In your opinion, which areas of science and technology hold the greatest scope for opportunities?
I believe there are great discoveries yet to happen when it comes to genomic research and the convergence of data science and healthcare. The ability of machines to analyse massive amounts of data quickly means we will have huge leaps forward in terms of healthcare treatments and options, which will change the outcome and quality of many lives.
Are good entrepreneurs born or can they be made?
I think it’s both nature and nurture. Good entrepreneurs have to have certain innate qualities, such as a fire in their belly, so to speak, and that fire can come from adversity early on in life or from a natural curiosity and drive. But, that fire has to be groomed and refined to the point of being able to lead people, define new markets, and engage with investors and customers in compelling dialogue that can drive positive outcomes.
What are the qualities of a good founder?
Other than persistence and raw intellectual and emotional horsepower, the most important quality is humility. A good founder needs to be able to recognise when an organisation has grown beyond their own capacity as a leader. Knowing when to step aside and bring in someone else to take the company to the next level is crucial, as every stage requires different qualities. Some people have the capacity to expand to different stages, but oftentimes where a company stumbles is when leadership doesn’t recognise its own limitations.
‘Recognise that there will be good moments and bad moments, sometimes all before lunchtime’
– KRISTINA BERGMAN
What does a successful entrepreneur need to do every day?
An entrepreneur needs to persist and keep going every day, which calls for emotional resiliency and toughness. Recognise that there will be good moments and bad moments, sometimes all before lunchtime. You have to be able to ride the ups and downs on a regular basis while keeping your team on course.
What resources and tools are an absolute must for your arsenal?
Having an outstanding team, because that’s the only thing that matters.

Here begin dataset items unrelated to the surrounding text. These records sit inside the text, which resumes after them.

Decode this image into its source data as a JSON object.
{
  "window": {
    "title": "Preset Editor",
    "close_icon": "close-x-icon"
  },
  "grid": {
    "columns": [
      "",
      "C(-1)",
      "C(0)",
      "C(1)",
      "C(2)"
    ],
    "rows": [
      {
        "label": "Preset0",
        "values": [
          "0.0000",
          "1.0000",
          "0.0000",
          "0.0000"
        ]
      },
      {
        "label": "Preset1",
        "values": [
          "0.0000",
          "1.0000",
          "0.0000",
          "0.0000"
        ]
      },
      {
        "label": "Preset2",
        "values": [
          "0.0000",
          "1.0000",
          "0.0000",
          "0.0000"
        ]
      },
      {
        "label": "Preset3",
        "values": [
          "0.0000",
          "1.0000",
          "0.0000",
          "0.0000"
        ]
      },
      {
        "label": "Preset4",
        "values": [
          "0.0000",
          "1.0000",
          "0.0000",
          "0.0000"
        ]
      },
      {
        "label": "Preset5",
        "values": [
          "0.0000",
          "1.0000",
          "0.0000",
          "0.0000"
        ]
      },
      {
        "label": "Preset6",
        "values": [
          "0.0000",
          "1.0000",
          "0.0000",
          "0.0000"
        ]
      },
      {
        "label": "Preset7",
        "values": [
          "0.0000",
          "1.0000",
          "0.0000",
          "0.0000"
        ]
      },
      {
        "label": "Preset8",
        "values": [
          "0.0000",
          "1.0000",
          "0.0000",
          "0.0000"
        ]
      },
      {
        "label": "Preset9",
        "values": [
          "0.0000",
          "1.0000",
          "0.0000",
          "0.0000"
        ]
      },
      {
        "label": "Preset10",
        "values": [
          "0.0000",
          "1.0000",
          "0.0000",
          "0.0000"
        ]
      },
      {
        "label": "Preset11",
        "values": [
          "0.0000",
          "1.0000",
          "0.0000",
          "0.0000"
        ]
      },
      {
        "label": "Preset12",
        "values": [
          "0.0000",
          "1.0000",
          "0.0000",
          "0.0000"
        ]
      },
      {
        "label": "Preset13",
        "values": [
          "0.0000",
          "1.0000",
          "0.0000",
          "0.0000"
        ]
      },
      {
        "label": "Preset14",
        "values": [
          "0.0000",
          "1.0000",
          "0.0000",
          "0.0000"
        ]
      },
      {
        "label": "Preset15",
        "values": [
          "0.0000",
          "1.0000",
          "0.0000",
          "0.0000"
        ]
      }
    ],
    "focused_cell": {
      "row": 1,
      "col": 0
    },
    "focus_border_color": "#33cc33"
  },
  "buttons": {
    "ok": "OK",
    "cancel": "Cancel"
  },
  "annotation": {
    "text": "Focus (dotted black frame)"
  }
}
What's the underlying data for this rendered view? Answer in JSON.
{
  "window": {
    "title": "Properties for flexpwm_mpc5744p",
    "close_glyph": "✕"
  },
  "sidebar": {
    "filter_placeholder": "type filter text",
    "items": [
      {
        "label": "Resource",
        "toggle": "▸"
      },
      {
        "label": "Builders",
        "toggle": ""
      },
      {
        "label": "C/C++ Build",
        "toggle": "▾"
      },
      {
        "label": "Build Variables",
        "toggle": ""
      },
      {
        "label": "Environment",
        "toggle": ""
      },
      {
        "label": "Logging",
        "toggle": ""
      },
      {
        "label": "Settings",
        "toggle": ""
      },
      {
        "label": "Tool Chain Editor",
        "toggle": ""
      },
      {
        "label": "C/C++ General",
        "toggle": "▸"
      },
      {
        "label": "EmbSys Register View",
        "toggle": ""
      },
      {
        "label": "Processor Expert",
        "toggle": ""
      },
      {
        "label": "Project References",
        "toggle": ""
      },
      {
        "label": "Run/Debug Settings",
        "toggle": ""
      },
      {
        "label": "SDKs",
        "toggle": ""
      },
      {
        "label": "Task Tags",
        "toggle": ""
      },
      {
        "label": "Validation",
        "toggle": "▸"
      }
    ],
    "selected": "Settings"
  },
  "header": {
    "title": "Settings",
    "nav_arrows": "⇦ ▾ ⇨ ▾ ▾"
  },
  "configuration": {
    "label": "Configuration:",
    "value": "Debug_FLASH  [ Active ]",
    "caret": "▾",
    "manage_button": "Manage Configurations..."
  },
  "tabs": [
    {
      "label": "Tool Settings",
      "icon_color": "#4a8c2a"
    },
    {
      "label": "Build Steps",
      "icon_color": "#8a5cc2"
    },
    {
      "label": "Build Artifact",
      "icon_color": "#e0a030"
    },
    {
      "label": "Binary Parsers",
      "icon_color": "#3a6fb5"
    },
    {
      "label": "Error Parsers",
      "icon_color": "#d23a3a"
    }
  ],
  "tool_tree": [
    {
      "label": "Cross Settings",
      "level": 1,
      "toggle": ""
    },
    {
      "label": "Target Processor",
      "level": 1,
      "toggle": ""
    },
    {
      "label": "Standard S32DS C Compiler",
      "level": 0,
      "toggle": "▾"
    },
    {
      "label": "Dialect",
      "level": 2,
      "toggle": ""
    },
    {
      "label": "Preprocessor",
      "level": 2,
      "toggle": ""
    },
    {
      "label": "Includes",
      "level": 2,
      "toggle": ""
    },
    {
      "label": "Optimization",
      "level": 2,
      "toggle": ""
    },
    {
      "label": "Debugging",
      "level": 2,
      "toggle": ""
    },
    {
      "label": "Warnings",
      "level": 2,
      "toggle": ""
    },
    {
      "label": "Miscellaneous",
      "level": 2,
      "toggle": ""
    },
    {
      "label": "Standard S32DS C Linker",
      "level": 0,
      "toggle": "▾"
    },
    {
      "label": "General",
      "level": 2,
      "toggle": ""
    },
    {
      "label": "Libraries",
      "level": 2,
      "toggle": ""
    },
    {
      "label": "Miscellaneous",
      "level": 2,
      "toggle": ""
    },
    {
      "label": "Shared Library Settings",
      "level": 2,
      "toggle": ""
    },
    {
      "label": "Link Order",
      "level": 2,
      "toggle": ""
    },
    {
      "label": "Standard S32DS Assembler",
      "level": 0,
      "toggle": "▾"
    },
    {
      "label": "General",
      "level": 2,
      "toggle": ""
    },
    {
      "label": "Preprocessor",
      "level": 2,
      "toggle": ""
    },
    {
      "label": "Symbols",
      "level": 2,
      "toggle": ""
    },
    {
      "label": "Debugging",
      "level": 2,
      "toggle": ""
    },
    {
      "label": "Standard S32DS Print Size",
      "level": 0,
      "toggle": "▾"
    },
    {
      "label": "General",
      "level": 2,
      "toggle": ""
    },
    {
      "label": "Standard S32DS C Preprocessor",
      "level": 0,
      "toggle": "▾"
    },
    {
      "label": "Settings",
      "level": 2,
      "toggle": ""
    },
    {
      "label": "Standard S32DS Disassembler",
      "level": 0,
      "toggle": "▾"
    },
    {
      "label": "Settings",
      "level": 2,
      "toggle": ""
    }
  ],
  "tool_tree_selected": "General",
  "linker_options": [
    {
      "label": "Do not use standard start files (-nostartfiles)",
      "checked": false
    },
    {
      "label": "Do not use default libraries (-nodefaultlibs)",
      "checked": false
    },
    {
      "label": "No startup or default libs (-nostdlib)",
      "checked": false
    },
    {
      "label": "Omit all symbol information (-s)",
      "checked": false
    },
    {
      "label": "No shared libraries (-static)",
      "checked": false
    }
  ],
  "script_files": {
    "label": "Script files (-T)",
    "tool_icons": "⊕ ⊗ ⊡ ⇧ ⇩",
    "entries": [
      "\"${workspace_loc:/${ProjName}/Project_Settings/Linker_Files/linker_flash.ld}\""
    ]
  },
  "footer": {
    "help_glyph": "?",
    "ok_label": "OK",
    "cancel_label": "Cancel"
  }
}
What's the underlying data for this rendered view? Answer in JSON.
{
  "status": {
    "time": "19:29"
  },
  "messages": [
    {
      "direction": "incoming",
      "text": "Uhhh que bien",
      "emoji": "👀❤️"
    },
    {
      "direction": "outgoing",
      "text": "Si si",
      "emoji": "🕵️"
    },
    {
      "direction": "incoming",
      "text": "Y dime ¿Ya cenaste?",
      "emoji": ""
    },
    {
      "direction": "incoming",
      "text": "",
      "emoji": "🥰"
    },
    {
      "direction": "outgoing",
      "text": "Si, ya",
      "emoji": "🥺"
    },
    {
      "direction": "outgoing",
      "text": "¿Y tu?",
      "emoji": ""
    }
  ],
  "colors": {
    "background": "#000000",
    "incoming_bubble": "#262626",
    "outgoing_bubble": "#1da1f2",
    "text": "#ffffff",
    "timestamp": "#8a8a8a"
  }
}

A good team amplifies each other, so make sure you spend time finding the right people for your team and workplace culture.
How do you assemble a good team?
As a best practice, we do a pretty thorough interview process to make sure someone is the right fit for our team. For senior leadership candidates, we have them do case studies in which they present their work and walk us through an exercise or discussion for several hours. This tells us an awful lot about what the candidate is like to work with, how they think, how they communicate interpersonally, how prepared they are, and how they respond to feedback and challenges.
We also do routine check-ins on how someone is ramping. We’re looking both at quality and quantity of contributions, as well as cultural fit. People are expected to perform well across all categories.
What is the critical ingredient to start-up success?
First and foremost, be in a quickly growing market. That means being able to perceive and quickly recognise market opportunities.
What are the biggest mistakes that founders make?
Many founders assume that venture capital money is the only way to fund a company. However, it’s only appropriate for a very small percentage of the population. Think critically about how quickly the market is moving, what you want the outcome to be, what your end goal is and what the market is going to permit. Then you can determine what funding resources make the most sense.
Who is your business hero and why?
That’s still to be determined!
What’s the number one piece of advice you have for entrepreneurs?
Within every challenge lies an opportunity – you just have to reframe it.